REPUBLIKA.CO.ID, oleh Novita Intan

Menteri Keuangan Sri Mulyani mengatakan, APBN 2022 berhasil menjaga pemulihan ekonomi di tengah kenaikan harga BBM. Hal itu, menurutnya terbukti dari tidak terlalu terganggunya daya beli masyarakat.

Baca Juga

“Tiga kuartal berturut-turut ekonomi tumbuh di atas lima persen meskipun harga BBM naik 30 persen,” ujarnya saat webinar, Jumat (28/10/2022).

 

Menurutnya, APBN telah didesain secara fleksibel untuk meredam guncangan yang berpotensi menghambat pemulihan ekonomi.

 

“Ini menggambarkan ekonomi kita masih (kuat). Karena shock yang besar tadi absorber oleh APBN yang besar,” ucapnya.

 

Sri Mulyani juga menyebut pemerintah telah menyetel APBN 2023 untuk menghadapi kondisi yang sangat dinamis. Hal ini khususnya untuk menghadapi tantangan berupa situasi geopolitik Rusia-Ukraina yang penuh ketidakpastian, hingga isu climate change atau perubahan iklim.

"Semua mengatakan global warming, tapi kita tidak tahu siapa yang akan kena, kekeringan siapa yang akan kena. Mungkin saja kita punya BMKG bilang, minggu depan akan seperti ini, bulan depan mungkin terjadi El Nino, La Nina. Tapi precisely kita tidak tahu, tiba-tiba hujan saja enggak berhenti-berhenti, banjir," ucapnya.

 

"Atau seperti yang teman saya ketemu dengan menteri keuangan Brasil atau sama Australia, mereka mengatakan, we never experience the drought yang kemudian semuanya kering dan kebakaran hutan masif. Kalau Anda lihat California, Brazil, Australia, that's quite something," ucapnya.

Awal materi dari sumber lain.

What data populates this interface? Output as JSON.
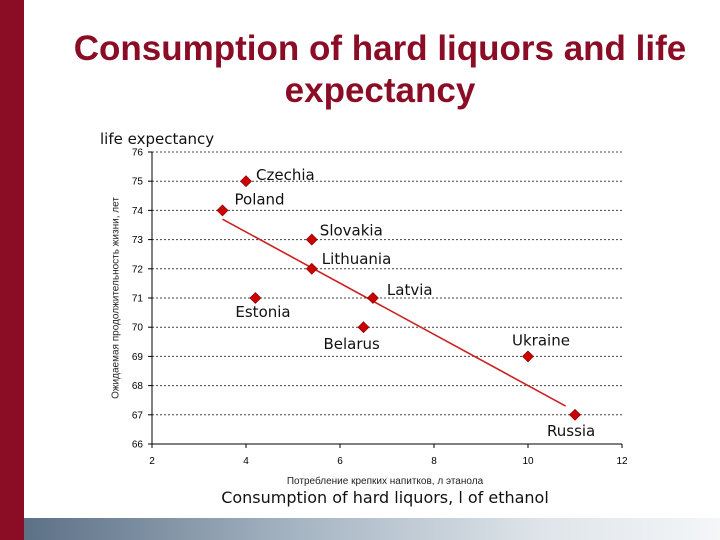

Menurutnya hal itu yang tak bisa dinegosiasi. Dari sisi lain, saat ini dunia masih terombang-ambing atas ketidakpastian konflik geopolitik Rusia-Ukraina, plus adanya potensi perang antara Amerika Serikat dengan China.

 

"Kan itu uncertainty-nya banyak. Makanya disebutkan di tengah risiko, bagaimana kita ekonominya tetap kuat dan bertahan kuat, padahal risikonya itu, pattern-nya jadi very-very difficult di-predict," ucapnya.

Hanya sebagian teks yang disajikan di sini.